Thursday, September 20, 2012

Not Enough

“You might actually win that trip,” Jay said to me last night after looking at the list of twenty names. Twenty Compassion International children, sponsored through Blogging from the Boonies this month. I just marveled, thinking of each of those children and the generous sponsors who stepped up to say yes.

Truth is, I haven’t really allowed myself to think too much about how I might truly be in the running to win that trip with the Compassion Bloggers in 2013. As with all of my daydreams about traveling, I keep the idea at arm’s length, worried to set myself up for disappointment.

Last night, after the discussion with my husband, my thoughts started swirling once I imagined what it would be like to actually go on a Compassion Bloggers trip.

It wasn’t long before a string of panicked thoughts poured over me.

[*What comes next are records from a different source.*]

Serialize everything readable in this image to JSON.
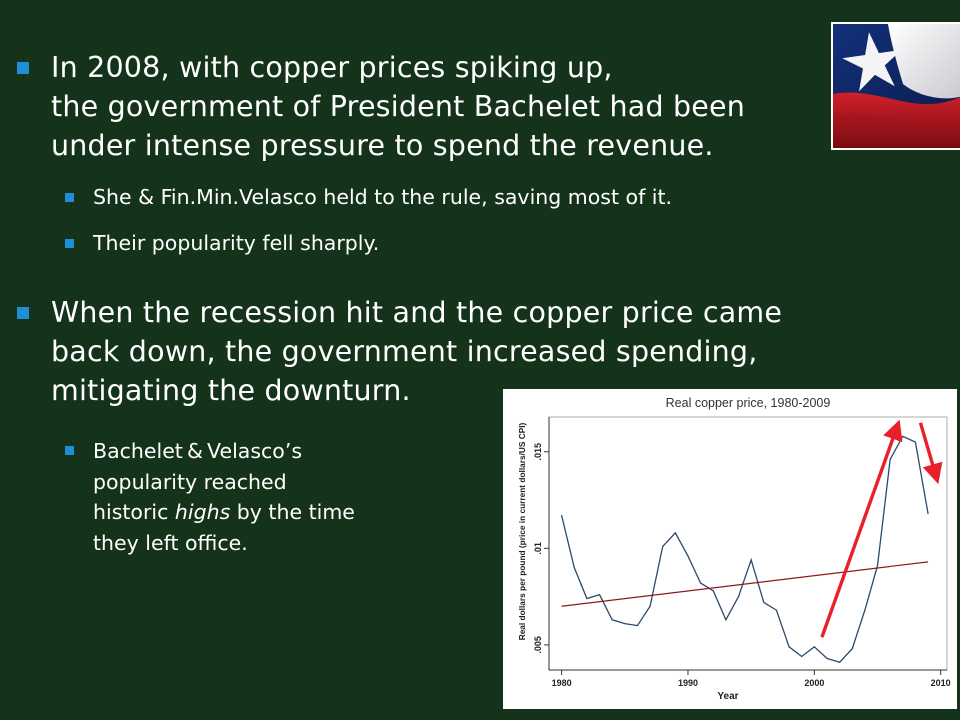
{
  "slide": {
    "bullet1": {
      "line1": "In 2008, with copper prices spiking up,",
      "line2": "the government of President Bachelet had been",
      "line3": "under intense pressure to spend the revenue."
    },
    "sub1": "She & Fin.Min.Velasco held to the rule, saving most of it.",
    "sub2": "Their popularity  fell sharply.",
    "bullet2": {
      "line1": "When the recession hit and the copper price came",
      "line2": "back down, the government increased spending,",
      "line3": "mitigating the downturn."
    },
    "sub3": {
      "line1": "Bachelet & Velasco’s",
      "line2": "popularity reached",
      "line3a": "historic ",
      "line3b": "highs",
      "line3c": " by the time",
      "line4": "they left office."
    }
  },
  "colors": {
    "background": "#14331a",
    "bullet": "#1e8fd6",
    "price_line": "#2c4a6b",
    "trend_line": "#8b1a1a",
    "arrow": "#e8202a"
  },
  "flag_image": {
    "depicts": "Flag of Chile"
  },
  "chart_data": {
    "type": "line",
    "title": "Real copper price, 1980-2009",
    "xlabel": "Year",
    "ylabel": "Real dollars per pound (price in current dollars/US CPI)",
    "xlim": [
      1979,
      2010.5
    ],
    "ylim": [
      0.0037,
      0.0168
    ],
    "x_ticks": [
      1980,
      1990,
      2000,
      2010
    ],
    "x_tick_labels": [
      "1980",
      "1990",
      "2000",
      "2010"
    ],
    "y_ticks": [
      0.005,
      0.01,
      0.015
    ],
    "y_tick_labels": [
      ".005",
      ".01",
      ".015"
    ],
    "grid": false,
    "series": [
      {
        "values": [
          [
            1980,
            0.0117
          ],
          [
            1981,
            0.009
          ],
          [
            1982,
            0.0074
          ],
          [
            1983,
            0.0076
          ],
          [
            1984,
            0.0063
          ],
          [
            1985,
            0.0061
          ],
          [
            1986,
            0.006
          ],
          [
            1987,
            0.007
          ],
          [
            1988,
            0.0101
          ],
          [
            1989,
            0.0108
          ],
          [
            1990,
            0.0096
          ],
          [
            1991,
            0.0082
          ],
          [
            1992,
            0.0078
          ],
          [
            1993,
            0.0063
          ],
          [
            1994,
            0.0075
          ],
          [
            1995,
            0.0094
          ],
          [
            1996,
            0.0072
          ],
          [
            1997,
            0.0068
          ],
          [
            1998,
            0.0049
          ],
          [
            1999,
            0.0044
          ],
          [
            2000,
            0.0049
          ],
          [
            2001,
            0.0043
          ],
          [
            2002,
            0.0041
          ],
          [
            2003,
            0.0048
          ],
          [
            2004,
            0.0068
          ],
          [
            2005,
            0.0091
          ],
          [
            2006,
            0.0146
          ],
          [
            2007,
            0.0158
          ],
          [
            2008,
            0.0155
          ],
          [
            2009,
            0.0118
          ]
        ]
      },
      {
        "values": [
          [
            1980,
            0.007
          ],
          [
            2009,
            0.0093
          ]
        ]
      }
    ],
    "annotations": [
      {
        "type": "arrow",
        "from": [
          2000.6,
          0.0054
        ],
        "to": [
          2006.5,
          0.0162
        ]
      },
      {
        "type": "arrow",
        "from": [
          2008.4,
          0.0165
        ],
        "to": [
          2009.6,
          0.0138
        ]
      }
    ]
  }
}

Your blog isn’t good enough.

You really aren’t a gifted writer.

There’s no way you could come back from a day on the streets of poverty and create a creative, compelling and coherent post that evening.

You are too young in your faith and aren’t really as well versed in the Bible as you should be.

You’re really not very fashionable either. You don’t want thousands of readers to see you in frumpy mom clothes.

The trip would break you. You would never be the same again.

Don’t you remember how socially awkward you are?

You are not enough.

You’re not.

In my anxiety, I wondered why I even wanted to go on that trip in the first place. What was I thinking?

Panic is no stranger to me and I have learned that in those times I need to draw close to the One who gives me strength.  I know there is an enemy who would like to discourage me.

But, the reality is that, alone, I am not enough.

Daily, I fall short of the glory of God. Daily, I need to seek Him.

His Word ministers to my worried heart.

Be anxious for nothing, but in everything by prayer and supplication with thanksgiving let your requests be made known to God. And the peace of God, which surpasses all comprehension, shall guard your hearts and your minds in Christ Jesus. Finally, brethren, whatever is true, whatever is honorable, whatever is right, whatever is pure, whatever is lovely, whatever is of good repute, if there is any excellence and if anything worthy of praise, let your mind dwell on these things.              Philippians 4:6-8

For now, I will look to God for the peace that can found with Him. I’ll focus on the blessing of more children being sponsored through Compassion International and rest on the comfort that God is in control.